My sons never knew Mom as well as I might wish, but all of her grandchildren and great grandchildren were gifts to her. I know each of you in this room could tell of a memory of my mom and some way you knew her to be special. Now, I want to close with the thought I began with:
“In my Father’s house there are many dwelling places. If it were not so, would I have told you I go to prepare a place for you?”
What is that place? Where is it? What’s it like? I don’t think anyone can ever really say they know. I certainly don’t. I finished seminary many years ago. I’ve been a minister for years. I preached many a funeral; preached scores of folks into heaven- you might say- sometimes even folks I didn’t really know. Sometimes their lives were a bit seedy. It didn’t matter. I am a firm believer that when someone passes, the world needs to take note that they have been here. Mom didn’t want much. She was clear about that. But, Gracie, this one’s for you. So I hope you are listening.

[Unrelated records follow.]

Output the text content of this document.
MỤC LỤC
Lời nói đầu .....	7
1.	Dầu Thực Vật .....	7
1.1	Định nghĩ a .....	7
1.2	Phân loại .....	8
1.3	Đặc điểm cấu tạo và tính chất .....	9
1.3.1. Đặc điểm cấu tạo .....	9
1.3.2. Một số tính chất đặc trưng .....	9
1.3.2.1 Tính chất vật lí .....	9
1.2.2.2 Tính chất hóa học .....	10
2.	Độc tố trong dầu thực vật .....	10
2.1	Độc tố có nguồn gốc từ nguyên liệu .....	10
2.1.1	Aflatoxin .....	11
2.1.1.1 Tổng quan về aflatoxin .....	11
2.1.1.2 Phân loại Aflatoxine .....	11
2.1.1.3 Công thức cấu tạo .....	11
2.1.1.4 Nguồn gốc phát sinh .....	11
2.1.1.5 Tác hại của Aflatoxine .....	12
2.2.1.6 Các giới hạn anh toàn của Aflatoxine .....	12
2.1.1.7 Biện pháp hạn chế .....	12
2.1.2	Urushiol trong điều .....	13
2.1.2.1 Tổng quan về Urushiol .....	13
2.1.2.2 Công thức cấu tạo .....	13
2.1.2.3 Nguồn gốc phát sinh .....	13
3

I don’t have the answers about all of these ultimate things. Still, I rest in the hope of the Apostle, Eye hasn’t seen, nor ear heard, nor have the minds of humans conceived, the good things God has prepared for those who love God. Gracie, I know this, and I know it well: You are a lover of God. So in that hope, I let you go. I also forgive myself for all of the wrong decisions I surely made, the mistakes I made, and I give you to God. You would want nothing less. Someday, I trust we will meet again.
So, in Gracie’s name, friends and loved ones, I bequeath this gift. I give you all the gift of each other. Uncle Harvey and Aunt Delores, Doug R., Kevin, Irene, the grandkids, my sister, more folks than I can recite- all of us. For her I promise to watch your back and look out for you. And for her, I know we will always look out for each other. And, someday, that which eye hasn’t seen or ear heard will belong to us all; all of us, flowers in the fragrant garden of God’s roses where all wounds are healed, all things made right, and all is forever and again full of love.
Mom, you live on with me yet. Ever and always you will. You will always live in my heart, My Dear One, My Precious Rose.